Studies on quality are mixed. However, it is difficult to measure the true impact of CON programs statistically because they are widespread (small control group), and their effect is through the deterrence of cost-saving activity, which is hard to measure. Anecdotal evidence is easier to come by. The Federal Trade Commission and the Anti-Trust Division of the US Department of Justice make a very strong case for the elimination of state CON programs and cite specific instances of anti-competitive behavior by health providers that were facilitated by CON regulations.
It is impossible to see any upside for health care consumers or insurers to Delaware’s Certificate of Public Review program, other than to ensure that providers are qualified and licensed to provide care.
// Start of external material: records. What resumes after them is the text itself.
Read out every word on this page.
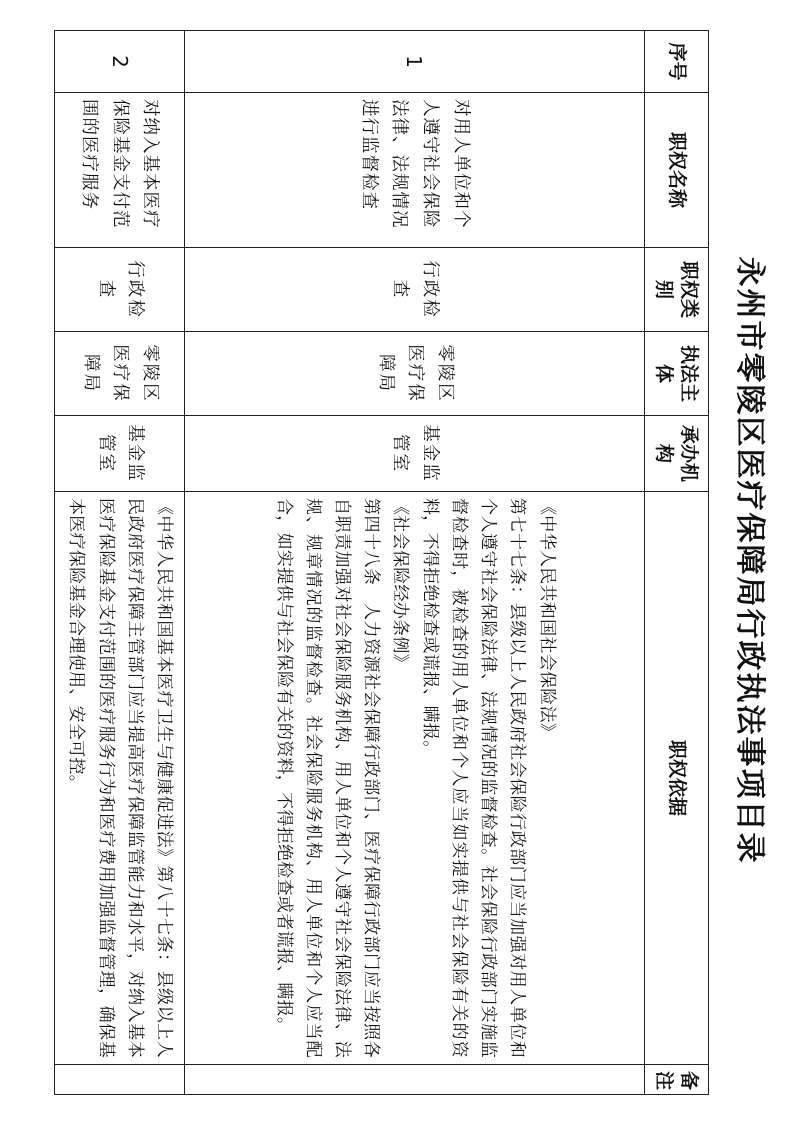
永州市零陵区医疗保障局行政执法事项目录
序号	职权名称	职权类别	执法主体	承办机构	职权依据	备注
1	对用人单位和个人遵守社会保险法律、法规情况进行监督检查	行政检查	零陵区医疗保障局	基金监管室	《中华人民共和国社会保险法》

第七十七条：县级以上人民政府社会保险行政部门应当加强对用人单位和个人遵守社会保险法律、法规情况的监督检查。社会保险行政部门实施监督检查时，被检查的用人单位和个人应当如实提供与社会保险有关的资料，不得拒绝检查或谎报、瞒报。

《社会保险经办条例》

第四十八条　人力资源社会保障行政部门、医疗保障行政部门应当按照各自职责加强对社会保险服务机构、用人单位和个人遵守社会保险法律、法规、规章情况的监督检查。社会保险服务机构、用人单位和个人应当配合，如实提供与社会保险有关的资料，不得拒绝检查或者谎报、瞒报。	

2	对纳入基本医疗保险基金支付范围的医疗服务	行政检查	零陵区医疗保障局	基金监管室	《中华人民共和国基本医疗卫生与健康促进法》第八十七条：县级以上人民政府医疗保障主管部门应当提高医疗保障监管能力和水平，对纳入基本医疗保险基金支付范围的医疗服务行为和医疗费用加强监督管理，确保基本医疗保险基金合理使用、安全可控。	
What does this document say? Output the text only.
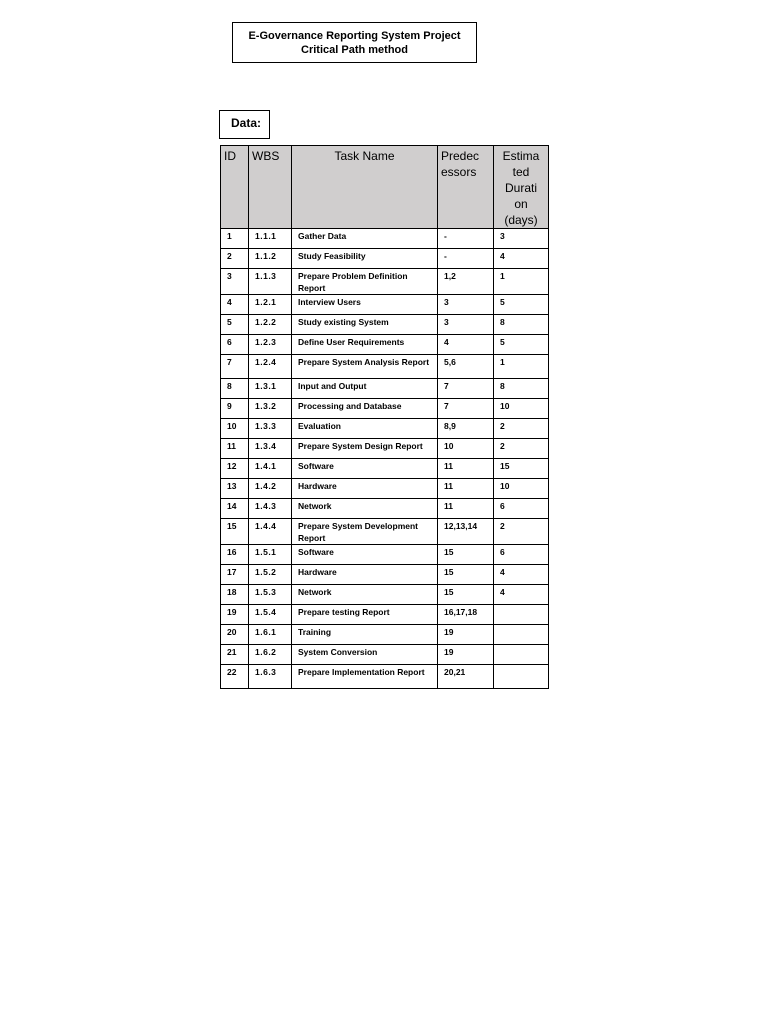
E-Governance Reporting System Project
Critical Path method
Data:
ID	WBS	Task Name	Predec essors	Estima ted Durati on (days)
1	1.1.1	Gather Data	-	3
2	1.1.2	Study Feasibility	-	4
3	1.1.3	Prepare Problem Definition Report	1,2	1
4	1.2.1	Interview Users	3	5
5	1.2.2	Study existing System	3	8
6	1.2.3	Define User Requirements	4	5
7	1.2.4	Prepare System Analysis Report	5,6	1
8	1.3.1	Input and Output	7	8
9	1.3.2	Processing and Database	7	10
10	1.3.3	Evaluation	8,9	2
11	1.3.4	Prepare System Design Report	10	2
12	1.4.1	Software	11	15
13	1.4.2	Hardware	11	10
14	1.4.3	Network	11	6
15	1.4.4	Prepare System Development Report	12,13,14	2
16	1.5.1	Software	15	6
17	1.5.2	Hardware	15	4
18	1.5.3	Network	15	4
19	1.5.4	Prepare testing Report	16,17,18	
20	1.6.1	Training	19	
21	1.6.2	System Conversion	19	
22	1.6.3	Prepare Implementation Report	20,21	
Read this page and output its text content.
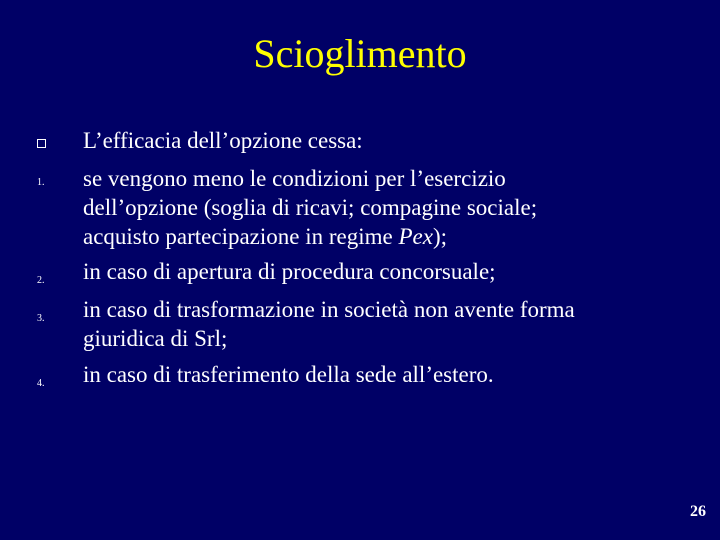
Scioglimento
L’efficacia dell’opzione cessa:
1.	se vengono meno le condizioni per l’esercizio
dell’opzione (soglia di ricavi; compagine sociale;
acquisto partecipazione in regime Pex);
2.	in caso di apertura di procedura concorsuale;
3.	in caso di trasformazione in società non avente forma
giuridica di Srl;
4.	in caso di trasferimento della sede all’estero.
26
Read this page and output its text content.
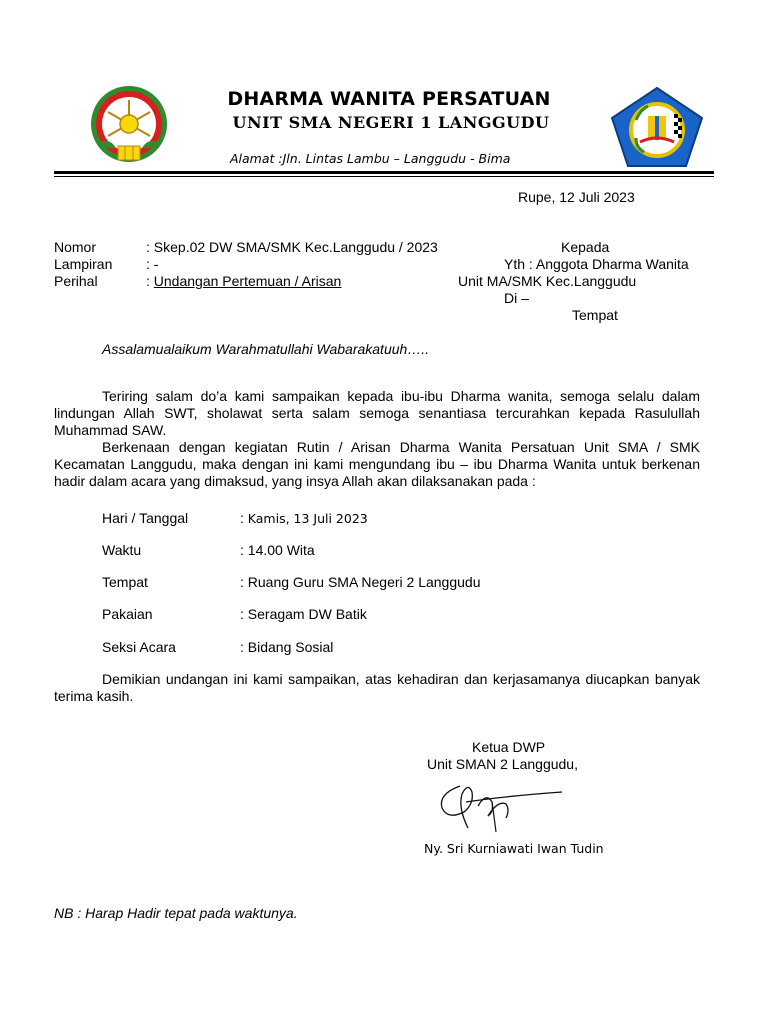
DHARMA WANITA PERSATUAN
UNIT SMA NEGERI 1 LANGGUDU
Alamat :Jln. Lintas Lambu – Langgudu - Bima
Rupe, 12 Juli 2023
Nomor	: Skep.02 DW SMA/SMK Kec.Langgudu / 2023
Lampiran : -
Perihal	: Undangan Pertemuan / Arisan
Kepada
Yth : Anggota Dharma Wanita
Unit MA/SMK Kec.Langgudu
Di –
Tempat
Assalamualaikum Warahmatullahi Wabarakatuuh…..
Teriring salam do’a kami sampaikan kepada ibu-ibu Dharma wanita, semoga selalu dalam lindungan Allah SWT, sholawat serta salam semoga senantiasa tercurahkan kepada Rasulullah Muhammad SAW.
Berkenaan dengan kegiatan Rutin / Arisan Dharma Wanita Persatuan Unit SMA / SMK Kecamatan Langgudu, maka dengan ini kami mengundang ibu – ibu Dharma Wanita untuk berkenan hadir dalam acara yang dimaksud, yang insya Allah akan dilaksanakan pada :
Hari / Tanggal	: Kamis, 13 Juli 2023
Waktu	: 14.00 Wita
Tempat	: Ruang Guru SMA Negeri 2 Langgudu
Pakaian	: Seragam DW Batik
Seksi Acara	: Bidang Sosial
Demikian undangan ini kami sampaikan, atas kehadiran dan kerjasamanya diucapkan banyak terima kasih.
Ketua DWP
Unit SMAN 2 Langgudu,
Ny. Sri Kurniawati Iwan Tudin
NB : Harap Hadir tepat pada waktunya.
Excess capacity should not be a consideration; indeed, it is the mechanism through which new entrants to the market puts pressure on suppliers to reduce price. Nor should the financial/economic viability of new entrants or existing suppliers be a factor since it is better for consumers if inefficient providers are driven from the market. Right now, most care is paid for by third parties such as the State itself or Highmark Blue Cross-Blue Shield. This may account for the failure to eliminate this program already. However, demand-side pressure is likely to intensify as health care costs increase and the Affordable Care Act is reformed, as it must be to remain viable.
Two alternatives are possible. Political pressure could be brought to encourage the state legislature to repeal the law. Alternatively, CRI could investigate the possibility of suing to overturn the law. In the last two years, the Institute for Justice has brought cases in Iowa and North Carolina on behalf of market entrants who were blocked under CON laws.
The income gain through lower prices, especially to lower-income families, has been established in the economic literature (Hausman and Leibtag, 2007)
This information is available at dhss.delaware.gov/dhss/dhcc/hrb/cprpinfo.html
Joint Statement of the Federal Trade Commission and the Anti-Trust Division of the US Department of Justice to the Virginia Certificate of Public Need Work Group, October 26, 2015.